Guillaume Sire, Conversion du Minotaure suivi de Mort de la paille

Négo­cia­tions mythologiques

Guillaume Sire, né à Tou­louse en 1985, a publié cinq romans, un essai de théo­lo­gie et un traité d’éthique. Il enseigne l’épistémologie à l’université de Tou­louse Il pour­suit cette quête avec ici deux textes sur les figures mytho­lo­giques. Pour preuve : « J’ai gratté le laby­rinthe jusqu’à l’os de gra­nit – celui d’avant Thé­sée : mes pre­mières vic­times – et débus­qué sous le drap du Temps le talis­man de Minos, la sil­houette d’Ariane, la cou­ronne de Pasi­phaé, puis le vin, l’hostie. …et j’ai cru, Sei­gneur.

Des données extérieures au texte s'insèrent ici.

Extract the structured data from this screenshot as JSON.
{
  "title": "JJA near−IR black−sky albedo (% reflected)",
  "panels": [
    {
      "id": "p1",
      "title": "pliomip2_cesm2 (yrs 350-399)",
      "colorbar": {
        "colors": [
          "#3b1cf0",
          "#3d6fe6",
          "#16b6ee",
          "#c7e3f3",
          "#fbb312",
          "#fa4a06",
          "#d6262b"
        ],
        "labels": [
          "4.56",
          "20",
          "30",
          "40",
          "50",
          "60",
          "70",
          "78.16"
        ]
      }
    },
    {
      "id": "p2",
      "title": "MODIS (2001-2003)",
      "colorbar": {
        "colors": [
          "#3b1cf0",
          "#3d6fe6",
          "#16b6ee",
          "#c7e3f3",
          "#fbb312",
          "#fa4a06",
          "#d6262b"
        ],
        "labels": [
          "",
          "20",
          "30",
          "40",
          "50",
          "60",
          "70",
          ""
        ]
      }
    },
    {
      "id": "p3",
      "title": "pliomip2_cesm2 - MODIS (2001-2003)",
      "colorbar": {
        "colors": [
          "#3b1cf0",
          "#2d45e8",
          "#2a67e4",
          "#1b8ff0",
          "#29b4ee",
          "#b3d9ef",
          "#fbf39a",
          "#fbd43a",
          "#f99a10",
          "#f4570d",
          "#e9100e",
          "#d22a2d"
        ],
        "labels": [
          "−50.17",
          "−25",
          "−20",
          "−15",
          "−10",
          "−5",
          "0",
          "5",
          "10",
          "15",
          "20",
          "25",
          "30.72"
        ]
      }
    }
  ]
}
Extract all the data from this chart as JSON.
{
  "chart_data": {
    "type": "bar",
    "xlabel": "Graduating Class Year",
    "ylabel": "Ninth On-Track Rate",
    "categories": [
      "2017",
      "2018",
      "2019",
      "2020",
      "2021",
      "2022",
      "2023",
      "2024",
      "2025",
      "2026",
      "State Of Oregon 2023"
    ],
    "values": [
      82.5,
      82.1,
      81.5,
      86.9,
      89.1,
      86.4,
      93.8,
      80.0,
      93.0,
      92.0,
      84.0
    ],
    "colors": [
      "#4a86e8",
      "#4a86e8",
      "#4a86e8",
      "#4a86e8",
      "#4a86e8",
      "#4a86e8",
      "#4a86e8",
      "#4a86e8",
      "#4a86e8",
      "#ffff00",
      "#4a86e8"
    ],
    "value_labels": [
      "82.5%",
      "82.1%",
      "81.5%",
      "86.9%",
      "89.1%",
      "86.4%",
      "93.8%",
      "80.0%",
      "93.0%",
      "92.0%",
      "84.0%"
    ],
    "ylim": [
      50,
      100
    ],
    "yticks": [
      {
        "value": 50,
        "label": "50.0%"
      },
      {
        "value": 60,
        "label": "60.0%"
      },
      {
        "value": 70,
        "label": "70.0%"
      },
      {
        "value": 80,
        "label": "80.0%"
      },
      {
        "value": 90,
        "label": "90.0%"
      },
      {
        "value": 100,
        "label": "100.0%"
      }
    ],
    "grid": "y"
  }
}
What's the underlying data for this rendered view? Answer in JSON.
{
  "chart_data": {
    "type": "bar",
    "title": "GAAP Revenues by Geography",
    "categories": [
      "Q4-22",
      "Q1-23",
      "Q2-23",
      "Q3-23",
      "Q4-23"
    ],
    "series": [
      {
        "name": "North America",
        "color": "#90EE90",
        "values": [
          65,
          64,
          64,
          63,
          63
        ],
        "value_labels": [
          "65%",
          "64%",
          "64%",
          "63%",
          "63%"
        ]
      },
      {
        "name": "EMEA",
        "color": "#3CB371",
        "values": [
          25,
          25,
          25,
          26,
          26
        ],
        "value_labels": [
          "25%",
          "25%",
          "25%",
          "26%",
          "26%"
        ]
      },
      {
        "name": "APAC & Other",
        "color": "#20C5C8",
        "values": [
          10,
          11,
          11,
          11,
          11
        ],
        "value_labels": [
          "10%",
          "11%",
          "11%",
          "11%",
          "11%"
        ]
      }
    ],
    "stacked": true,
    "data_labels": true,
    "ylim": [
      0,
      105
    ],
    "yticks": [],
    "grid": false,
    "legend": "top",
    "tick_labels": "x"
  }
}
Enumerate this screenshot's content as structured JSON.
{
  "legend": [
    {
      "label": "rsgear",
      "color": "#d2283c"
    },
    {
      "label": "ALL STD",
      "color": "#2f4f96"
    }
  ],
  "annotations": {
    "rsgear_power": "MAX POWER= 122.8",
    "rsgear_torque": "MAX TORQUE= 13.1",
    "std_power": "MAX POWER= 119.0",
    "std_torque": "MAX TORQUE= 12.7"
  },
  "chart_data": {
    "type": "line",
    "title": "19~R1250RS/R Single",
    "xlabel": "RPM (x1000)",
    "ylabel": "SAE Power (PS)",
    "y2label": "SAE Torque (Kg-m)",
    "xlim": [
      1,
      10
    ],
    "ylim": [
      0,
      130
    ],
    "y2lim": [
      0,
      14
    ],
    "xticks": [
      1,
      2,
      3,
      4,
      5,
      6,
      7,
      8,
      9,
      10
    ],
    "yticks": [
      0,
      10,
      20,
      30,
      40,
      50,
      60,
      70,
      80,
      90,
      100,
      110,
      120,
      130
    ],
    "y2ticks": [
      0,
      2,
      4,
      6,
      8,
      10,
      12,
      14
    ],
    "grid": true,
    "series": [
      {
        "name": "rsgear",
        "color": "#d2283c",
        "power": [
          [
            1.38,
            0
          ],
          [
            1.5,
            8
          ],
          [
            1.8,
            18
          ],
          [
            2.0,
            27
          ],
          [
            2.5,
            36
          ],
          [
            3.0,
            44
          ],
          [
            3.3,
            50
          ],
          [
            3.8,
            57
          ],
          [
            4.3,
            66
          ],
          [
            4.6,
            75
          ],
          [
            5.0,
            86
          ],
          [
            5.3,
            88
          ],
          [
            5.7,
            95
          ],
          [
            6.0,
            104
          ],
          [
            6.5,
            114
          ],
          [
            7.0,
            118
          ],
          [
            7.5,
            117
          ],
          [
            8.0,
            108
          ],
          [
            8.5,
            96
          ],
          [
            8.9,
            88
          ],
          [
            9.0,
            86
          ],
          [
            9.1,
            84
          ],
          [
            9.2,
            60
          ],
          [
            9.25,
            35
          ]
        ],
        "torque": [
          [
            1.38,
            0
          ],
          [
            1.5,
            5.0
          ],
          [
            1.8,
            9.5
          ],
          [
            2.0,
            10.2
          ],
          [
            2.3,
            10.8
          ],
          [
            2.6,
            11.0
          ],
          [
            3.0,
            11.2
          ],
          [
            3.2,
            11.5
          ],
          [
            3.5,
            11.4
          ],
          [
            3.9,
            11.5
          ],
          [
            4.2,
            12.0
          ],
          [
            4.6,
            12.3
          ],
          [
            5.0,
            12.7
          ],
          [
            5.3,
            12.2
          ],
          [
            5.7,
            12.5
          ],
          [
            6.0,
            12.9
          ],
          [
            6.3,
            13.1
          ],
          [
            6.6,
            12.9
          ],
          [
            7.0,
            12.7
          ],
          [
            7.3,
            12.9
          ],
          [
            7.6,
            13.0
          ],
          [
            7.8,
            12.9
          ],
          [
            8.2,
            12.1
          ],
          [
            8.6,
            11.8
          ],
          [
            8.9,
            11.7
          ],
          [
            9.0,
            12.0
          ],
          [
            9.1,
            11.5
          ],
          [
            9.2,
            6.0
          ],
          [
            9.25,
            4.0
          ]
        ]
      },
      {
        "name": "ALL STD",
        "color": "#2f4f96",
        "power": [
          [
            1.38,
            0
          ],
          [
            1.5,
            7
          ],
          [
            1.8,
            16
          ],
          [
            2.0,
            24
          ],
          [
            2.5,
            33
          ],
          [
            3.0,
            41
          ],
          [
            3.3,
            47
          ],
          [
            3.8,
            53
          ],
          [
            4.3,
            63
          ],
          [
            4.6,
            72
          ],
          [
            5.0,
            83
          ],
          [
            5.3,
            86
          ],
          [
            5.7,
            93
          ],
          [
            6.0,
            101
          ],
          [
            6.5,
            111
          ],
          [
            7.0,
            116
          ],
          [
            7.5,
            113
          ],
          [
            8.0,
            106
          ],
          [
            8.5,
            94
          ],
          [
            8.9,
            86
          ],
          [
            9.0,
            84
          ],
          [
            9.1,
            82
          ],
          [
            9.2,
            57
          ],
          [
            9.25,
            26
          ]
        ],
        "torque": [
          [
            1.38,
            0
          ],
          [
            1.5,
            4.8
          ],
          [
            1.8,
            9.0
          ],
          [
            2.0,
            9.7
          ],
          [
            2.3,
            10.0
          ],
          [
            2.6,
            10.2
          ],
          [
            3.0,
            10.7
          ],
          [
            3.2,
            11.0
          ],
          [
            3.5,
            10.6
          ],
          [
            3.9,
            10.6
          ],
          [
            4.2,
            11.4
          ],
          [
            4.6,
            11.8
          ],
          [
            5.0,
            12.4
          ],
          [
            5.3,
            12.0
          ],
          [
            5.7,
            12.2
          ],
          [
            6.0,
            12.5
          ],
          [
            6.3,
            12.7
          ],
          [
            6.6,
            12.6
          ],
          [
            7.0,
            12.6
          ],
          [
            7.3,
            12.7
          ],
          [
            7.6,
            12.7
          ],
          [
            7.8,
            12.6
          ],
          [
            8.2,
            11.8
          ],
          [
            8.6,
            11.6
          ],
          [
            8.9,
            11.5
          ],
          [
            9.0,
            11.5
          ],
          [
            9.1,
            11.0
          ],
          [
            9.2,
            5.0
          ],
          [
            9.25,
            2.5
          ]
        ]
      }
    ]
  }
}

Je savais », écrit-il.
.
De telles figures étaient jadis redou­tables mais au fil du temps, asser­vies par la mélan­co­lie, elles déam­bulent ici dans un monde moderne démys­tifié, où les mots ont été rené­go­ciés. Le Mino­taure, pri­son­nier d’un faux lan­gage, cherche une issue. Il invoque les choses pour les rebap­ti­ser. Et lui-même par cette occa­sion retrouve le nom d’ « Asté­rion ». Quant à Ulysse, pour cal­mer Poséi­don et sa colère, il reprend son odys­sée. Il marche long­temps une rame sur le dos et finit par croi­ser un homme qui n’a jamais connu la mer et la rame….

Dans les deux textes, il s’agit de sor­tir de fait du dédale de la langue, de s’en extir­per. Car de telles figures  mythiques chantent leur propre ruine mais cousent deux tis­sus : le tra­gique grec et le roman­tisme chré­tien. D’où le carac­tère par­ti­cu­lier d’un tel « psaume ». Il devient une ode à la joie face à l’existence, sa souf­france, et la colère de ceux qui en vident le sens et en sac­cagent la beauté.

De l’adéquation du mot à l’être se montre une forme de manque assuré comme si deux idiomes d’hier et d’aujourd’hui impo­saient des déchif­fre­ments anta­go­nistes qui s’affrontent. On veut croire aux mots, sans que l’appel du vide soit plus fort que la foi. Nous res­tons ainsi étran­gers par dua­lité de ces idiomes qui refusent un authen­tique enracinement.

jean-paul gavard-perret

Guillaume Sire, Conver­sion du Mino­taure suivi de Mort de la paille, des­sins de Natha­lie Bour­dreux, Fata-Morgane édi­tions, Font­froide le Haut, 2024, 104 p. — 21,00 €.